Cinquième groupe en Chine après Pfizer, Yangzi, AstraZeneca et Jiangsu Hengrui, Sanofi détient une part de marché de 1,9 %, soit un beau potentiel de croissance, sachant que ses molécules sont adaptées aux besoins d’une population de 1,4 milliard d’habitants qui souffre de plus en plus de maladies chroniques comme l’hypertension ou le diabète.

Pas de génériques de qualité
Dans les cinq ans, l’entreprise, qui compte 9 500 salariés, dont 600 chercheurs, prévoit de lancer en Chine une quinzaine de traitements. Et notamment ses derniers médicaments mis sur le marché aux Etats-Unis et en Europe. « Désormais, pour nos nouveaux médicaments, la Chine fera partie des essais cliniques pour accélérer leur disponibilité dans le pays », indique Olivier Charmeil, le directeur de la nouvelle division Chine et marchés émergents de Sanofi.

Pour l’instant, la meilleure vente du laboratoire en Chine est le Plavix, un anticoagulant. Avec 758 millions d’euros de facturation, le groupe réalise les trois quarts du chiffre d’affaires mondial de cette molécule en Chine. Aux Etats-Unis, en Europe et au Japon, ce médicament est tombé dans le domaine public et son chiffre d’affaires s’y est écroulé. Idem pour le Lantus, l’insuline vedette de Sanofi. Tombé dans le domaine public aux Etats-Unis, il permet au groupe français de réaliser en Chine 319 millions d’euros de chiffre d’affaires.

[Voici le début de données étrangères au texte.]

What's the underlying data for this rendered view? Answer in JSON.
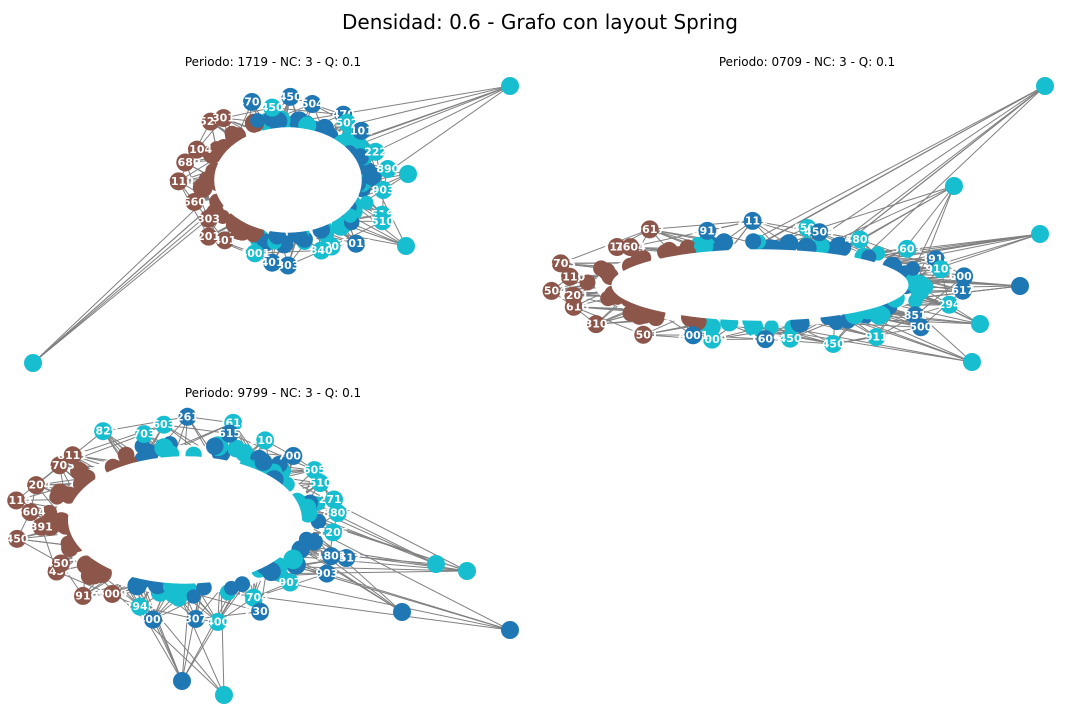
{
  "figure": {
    "title": "Densidad: 0.6 - Grafo con layout Spring"
  },
  "colors": {
    "edge": "#808080",
    "community_blue": "#1f77b4",
    "community_brown": "#8c564b",
    "community_cyan": "#17becf",
    "hub_fill": "#ffffff"
  },
  "panels": [
    {
      "title": "Periodo: 1719 - NC: 3 - Q: 0.1",
      "period": "1719",
      "nc": 3,
      "q": 0.1,
      "labels": [
        "903",
        "516",
        "510",
        "5016",
        "4003",
        "840",
        "303",
        "401",
        "4001",
        "401",
        "201",
        "303",
        "660",
        "5110",
        "2680",
        "3104",
        "524",
        "301",
        "4701",
        "450",
        "450",
        "504",
        "470",
        "502",
        "101",
        "222",
        "890"
      ]
    },
    {
      "title": "Periodo: 0709 - NC: 3 - Q: 0.1",
      "period": "0709",
      "nc": 3,
      "q": 0.1,
      "labels": [
        "617",
        "294",
        "851",
        "500",
        "911",
        "450",
        "450",
        "1609",
        "9009",
        "8001",
        "7501",
        "310",
        "2610",
        "1201",
        "2504",
        "5110",
        "6703",
        "7116",
        "7604",
        "9617",
        "3913",
        "2111",
        "4503",
        "4504",
        "4806",
        "5601",
        "3914",
        "9101",
        "6002"
      ]
    },
    {
      "title": "Periodo: 9799 - NC: 3 - Q: 0.1",
      "period": "9799",
      "nc": 3,
      "q": 0.1,
      "labels": [
        "1205",
        "1513",
        "1801",
        "903",
        "907",
        "6704",
        "2305",
        "400",
        "307",
        "4007",
        "2945",
        "9009",
        "2910",
        "2456",
        "4502",
        "450",
        "391",
        "5604",
        "7110",
        "1204",
        "4703",
        "8111",
        "2829",
        "703",
        "603",
        "261",
        "2614",
        "615",
        "8105",
        "7002",
        "605",
        "510",
        "2711",
        "8803"
      ]
    }
  ]
}
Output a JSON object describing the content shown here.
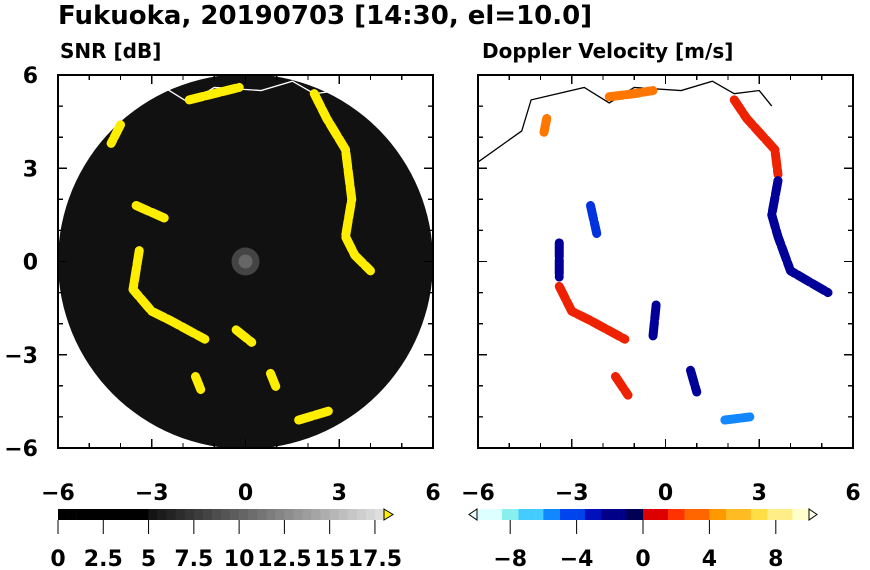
{
  "title": "Fukuoka, 20190703 [14:30, el=10.0]",
  "chart_data": [
    {
      "type": "heatmap",
      "title": "SNR [dB]",
      "xlim": [
        -6,
        6
      ],
      "ylim": [
        -6,
        6
      ],
      "xticks": [
        "−6",
        "−3",
        "0",
        "3",
        "6"
      ],
      "yticks": [
        "6",
        "3",
        "0",
        "−3",
        "−6"
      ],
      "radius_km": 6,
      "background": "#111111",
      "echo_color": "#ffee00",
      "echoes": [
        [
          [
            -1.8,
            5.2
          ],
          [
            -1.0,
            5.4
          ],
          [
            -0.2,
            5.6
          ]
        ],
        [
          [
            2.2,
            5.4
          ],
          [
            2.6,
            4.6
          ],
          [
            3.2,
            3.6
          ],
          [
            3.4,
            2.0
          ],
          [
            3.2,
            0.8
          ],
          [
            3.5,
            0.2
          ],
          [
            4.0,
            -0.3
          ]
        ],
        [
          [
            -3.4,
            0.35
          ],
          [
            -3.6,
            -0.9
          ],
          [
            -3.0,
            -1.6
          ],
          [
            -2.4,
            -1.9
          ],
          [
            -1.3,
            -2.5
          ]
        ],
        [
          [
            -3.5,
            1.8
          ],
          [
            -2.6,
            1.4
          ]
        ],
        [
          [
            -1.6,
            -3.7
          ],
          [
            -1.4,
            -4.2
          ]
        ],
        [
          [
            0.8,
            -3.6
          ],
          [
            1.0,
            -4.1
          ]
        ],
        [
          [
            1.7,
            -5.1
          ],
          [
            2.7,
            -4.8
          ]
        ],
        [
          [
            -0.3,
            -2.2
          ],
          [
            0.2,
            -2.6
          ]
        ],
        [
          [
            -4.0,
            4.4
          ],
          [
            -4.3,
            3.8
          ]
        ]
      ],
      "colorbar": {
        "min": 0,
        "max": 18,
        "step": 0.5,
        "tick_labels": [
          "0",
          "2.5",
          "5",
          "7.5",
          "10",
          "12.5",
          "15",
          "17.5"
        ],
        "tick_values": [
          0,
          2.5,
          5,
          7.5,
          10,
          12.5,
          15,
          17.5
        ],
        "over_color": "#ffee00"
      }
    },
    {
      "type": "heatmap",
      "title": "Doppler Velocity [m/s]",
      "xlim": [
        -6,
        6
      ],
      "ylim": [
        -6,
        6
      ],
      "xticks": [
        "−6",
        "−3",
        "0",
        "3",
        "6"
      ],
      "echoes": [
        {
          "color": "#ff7700",
          "points": [
            [
              -1.8,
              5.3
            ],
            [
              -1.0,
              5.4
            ],
            [
              -0.4,
              5.5
            ]
          ]
        },
        {
          "color": "#ff7700",
          "points": [
            [
              -3.8,
              4.6
            ],
            [
              -3.9,
              4.1
            ]
          ]
        },
        {
          "color": "#ee2200",
          "points": [
            [
              2.2,
              5.2
            ],
            [
              2.6,
              4.6
            ],
            [
              3.5,
              3.6
            ],
            [
              3.6,
              2.8
            ]
          ]
        },
        {
          "color": "#000099",
          "points": [
            [
              3.6,
              2.6
            ],
            [
              3.4,
              1.5
            ],
            [
              3.6,
              0.8
            ],
            [
              4.0,
              -0.3
            ],
            [
              5.2,
              -1.0
            ]
          ]
        },
        {
          "color": "#0033dd",
          "points": [
            [
              -2.4,
              1.8
            ],
            [
              -2.2,
              0.9
            ]
          ]
        },
        {
          "color": "#000099",
          "points": [
            [
              -3.4,
              0.6
            ],
            [
              -3.4,
              -0.5
            ]
          ]
        },
        {
          "color": "#ee2200",
          "points": [
            [
              -3.4,
              -0.8
            ],
            [
              -3.0,
              -1.6
            ],
            [
              -2.4,
              -1.9
            ],
            [
              -1.3,
              -2.5
            ]
          ]
        },
        {
          "color": "#ee2200",
          "points": [
            [
              -1.6,
              -3.7
            ],
            [
              -1.2,
              -4.3
            ]
          ]
        },
        {
          "color": "#000099",
          "points": [
            [
              0.8,
              -3.5
            ],
            [
              1.0,
              -4.2
            ]
          ]
        },
        {
          "color": "#1188ff",
          "points": [
            [
              1.9,
              -5.1
            ],
            [
              2.7,
              -5.0
            ]
          ]
        },
        {
          "color": "#000099",
          "points": [
            [
              -0.3,
              -1.4
            ],
            [
              -0.4,
              -2.4
            ]
          ]
        }
      ],
      "colorbar": {
        "min": -10,
        "max": 10,
        "step": 0.5,
        "tick_labels": [
          "−8",
          "−4",
          "0",
          "4",
          "8"
        ],
        "tick_values": [
          -8,
          -4,
          0,
          4,
          8
        ]
      }
    }
  ]
}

« Ici, la qualité des génériques actuels n’est pas encore à un bon niveau, relève Jean-Christophe Pointeau, le patron de Sanofi dans le pays. Du coup, les patients préfèrent les originaux, quand ils sont abordables. A mesure que la qualité de la concurrence montera, nous descendrons en prix, et nous gagnerons alors en volume. » Une véritable aubaine pour prolonger la vie commerciale des molécules.

Un eldorado aisé à conquérir
Reste que la Chine n’est pas un eldorado aisé à conquérir. Si le taux de couverture d’assurance-santé est proche de 100 %, le reste à charge diffère d’un citoyen à l’autre, selon qu’il habite les grandes villes ou les zones rurales. « Pour la fixation des prix, le cadre est extrêmement complexe, avec des discussions au niveau de l’Etat et des provinces, ainsi qu’au niveau des hôpitaux », reprend M. Pointeau.
Le plus grand frein reste le manque de médecins, notamment généralistes, dans les villes. On compte deux docteurs pour 1 000 habitants, et aucun généraliste, car le pays n’a formé jusqu’à présent que des spécialistes exerçant dans des hôpitaux. Avec le développement des maladies chroniques, qui requièrent de nombreux renouvellements de prescriptions, le système hospitalier souffre, tout comme les patients chinois, qui doivent se satisfaire de visites médicales de une à deux minutes… « La Chine change un peu : elle veut systématiser les dispensaires et centres communautaires de santé. Et nous essayons d’accompagner ce mouvement en participant à la formation des personnels de ces dispensaires », reprend M. Pointeau.

A l’image d’autres groupes étrangers, Sanofi se lance également dans l’e-santé. Car la Chine ose tout, de la téléconsultation par chatbot au diagnostic par intelligence artificielle. « Le pays est un laboratoire du monde », estime Pierre Faury, responsable du développement commercial de Sanofi. Le groupe français s’est ainsi rapproché d’Alibaba, de Tencent, qui propose le système WeChat, et de l’assureur Ping An pour mener ses différents projets d’e-santé, la nouvelle frontière du secteur.